L’impact de son visage, associée à une marque telle que Lancôme est loin d’être négligeable pour des femmes qui justement comptaient jusque là pour quantité négligeable. Si de plus en plus de marques proposent des fonds de teint et poudres adaptés aux peaux noires et foncées il n’en a pas toujours été ainsi. Je me souviens il y a vingt ans quand j’arrivais en France, trouver une poudre adaptée à ma peau était une vraie gageure. Il y dix ans, pour les teintes les plus foncées cela restait compliqué. Et aujourd’hui encore nous avons moins le choix en matière de textures, de marque, de prix que celles qui ont la peaux plus claire et qui peuvent donc acheter des produits y compris chez des marques non spécifiques aux peaux noires souvent plus abordables financièrement.
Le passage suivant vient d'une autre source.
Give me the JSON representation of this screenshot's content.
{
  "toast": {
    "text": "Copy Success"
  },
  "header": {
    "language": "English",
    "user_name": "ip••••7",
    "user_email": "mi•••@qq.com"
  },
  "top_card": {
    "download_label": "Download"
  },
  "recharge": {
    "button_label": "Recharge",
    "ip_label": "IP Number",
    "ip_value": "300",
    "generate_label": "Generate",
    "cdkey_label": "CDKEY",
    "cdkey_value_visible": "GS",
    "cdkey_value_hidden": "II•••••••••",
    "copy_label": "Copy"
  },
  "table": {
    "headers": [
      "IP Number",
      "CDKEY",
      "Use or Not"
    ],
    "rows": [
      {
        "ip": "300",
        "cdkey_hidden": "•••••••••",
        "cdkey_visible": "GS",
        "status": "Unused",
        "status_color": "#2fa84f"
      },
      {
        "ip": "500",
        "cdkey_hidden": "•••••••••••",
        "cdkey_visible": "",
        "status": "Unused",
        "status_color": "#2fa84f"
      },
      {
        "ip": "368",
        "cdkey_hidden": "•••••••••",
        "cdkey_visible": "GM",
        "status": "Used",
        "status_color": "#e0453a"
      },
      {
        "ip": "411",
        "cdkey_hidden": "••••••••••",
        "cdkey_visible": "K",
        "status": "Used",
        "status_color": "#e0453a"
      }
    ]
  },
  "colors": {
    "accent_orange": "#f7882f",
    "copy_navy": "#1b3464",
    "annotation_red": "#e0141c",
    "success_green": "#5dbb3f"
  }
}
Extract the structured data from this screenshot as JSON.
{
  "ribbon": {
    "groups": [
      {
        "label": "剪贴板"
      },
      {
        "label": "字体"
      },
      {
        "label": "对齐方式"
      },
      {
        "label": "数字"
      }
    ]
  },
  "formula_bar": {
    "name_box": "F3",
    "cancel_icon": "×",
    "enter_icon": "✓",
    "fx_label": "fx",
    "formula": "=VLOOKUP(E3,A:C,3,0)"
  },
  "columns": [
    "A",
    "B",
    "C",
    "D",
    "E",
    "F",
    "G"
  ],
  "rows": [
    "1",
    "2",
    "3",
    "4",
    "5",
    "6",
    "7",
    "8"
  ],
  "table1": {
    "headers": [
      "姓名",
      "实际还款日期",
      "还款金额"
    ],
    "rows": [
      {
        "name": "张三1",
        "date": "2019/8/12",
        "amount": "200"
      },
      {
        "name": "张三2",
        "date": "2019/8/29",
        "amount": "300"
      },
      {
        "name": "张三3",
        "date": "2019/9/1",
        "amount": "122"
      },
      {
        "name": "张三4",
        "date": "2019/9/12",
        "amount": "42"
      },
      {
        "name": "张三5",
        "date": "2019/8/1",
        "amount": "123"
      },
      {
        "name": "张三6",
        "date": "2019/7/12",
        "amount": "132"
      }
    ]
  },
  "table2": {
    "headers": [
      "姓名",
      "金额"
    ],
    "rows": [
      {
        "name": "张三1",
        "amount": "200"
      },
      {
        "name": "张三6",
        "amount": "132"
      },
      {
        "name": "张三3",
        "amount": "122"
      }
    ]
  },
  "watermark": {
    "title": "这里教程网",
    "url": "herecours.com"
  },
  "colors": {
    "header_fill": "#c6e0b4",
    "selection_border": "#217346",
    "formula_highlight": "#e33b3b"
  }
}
Grâce à des femmes comme Lupita et Viola qui de part leur métier, leur exposition médiatique et leur statut d’influenceur sur les réseaux sociaux, les lignes bougent. Je le vis comme un soulagement, je me dis, en tout cas j’espère, qu’elles ne seront pas juste une mode, une tendance, mais qu’elles ont  bel et bien ouvert une porte qui ne se refermera plus. Qu’on ne pourra plus se cacher derrière l’excuse, une femme à la peau noire foncée ce n’est pas vendeur, que les canons de beauté vont cesser de célébrer uniquement les carnations les plus claires et laisser enfin s’exprimer toutes les nuances de noir.